SoftBank Group CEO Masayoshi Son has dismissed concerns of an artificial intelligence bubble, projecting that the industry will require $5 trillion in annual investment by 2040. Speaking at the company’s annual corporate conference in Tokyo on Tuesday, Son argued that the capital required to build out AI infrastructure will surpass any previous tech spending cycle.

“Asking if AI is a bubble is absurd. I don’t think people who ask that question know what AI is about,” he said. Son did not provide the methodology behind his $5 trillion, or 800 trillion yen, estimate, but defended the economics by pointing to AI's potential macroeconomic footprint.

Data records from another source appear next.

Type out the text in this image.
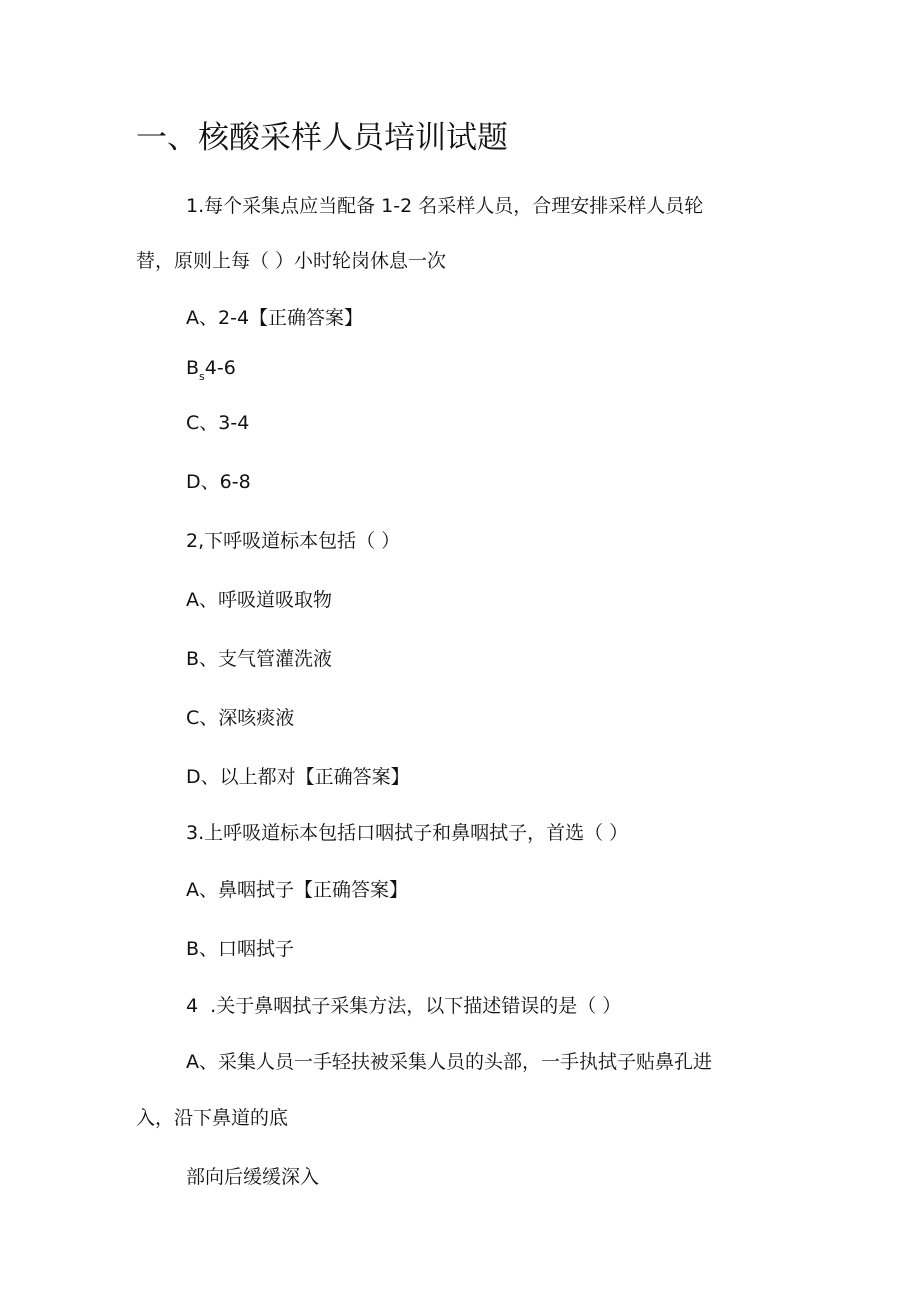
一、核酸采样人员培训试题

1.每个采集点应当配备 1-2 名采样人员，合理安排采样人员轮

替，原则上每（ ）小时轮岗休息一次

A、2-4【正确答案】

$B_s4-6$

C、3-4

D、6-8

2,下呼吸道标本包括（ ）

A、呼吸道吸取物

B、支气管灌洗液

C、深咳痰液

D、以上都对【正确答案】

3.上呼吸道标本包括口咽拭子和鼻咽拭子，首选（ ）

A、鼻咽拭子【正确答案】

B、口咽拭子

4  .关于鼻咽拭子采集方法，以下描述错误的是（ ）

A、采集人员一手轻扶被采集人员的头部，一手执拭子贴鼻孔进

入，沿下鼻道的底

部向后缓缓深入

“The business model will be viable because by 2040, if AI revenue makes up 20% of global GDP, spending 800 trillion yen a year is a rounding error,” he said. This framing targets the core anxiety among market participants: whether soaring valuations and ballooning capital expenditures in the sector will eventually generate commensurate returns.

The infrastructure build-out carries severe implications for global energy markets. Son forecasted that AI data centres will demand 3 terawatts of power by 2040, equal to 1.8 times total current global electricity consumption. He predicted natural gas would serve as the primary near-term fuel source before a transition to nuclear fusion, which he characterized as the cheaper, cleaner long-term solution over alternatives like space-based solar power.

Beyond the financial and energy metrics, Son forecasted a profound economic shift driven by autonomous systems. He predicted a future populated by 100 trillion AI agents capable of making independent decisions and communicating without human intervention, marking a transition from a human-centric to an agent-centric global economy.

Son’s aggressive capital deployment thesis contrasts sharply with mounting warnings from the international regulatory community. United Nations Secretary-General Antonio Guterres cautioned this week that AI's rapid evolution is outstripping the capacity of governments, regulators, and developers to manage its risks. Speaking at the inaugural government-level UN Global Dialogue on AI Governance in Geneva, Guterres called for coordinated global rules to ensure the technology's safe development.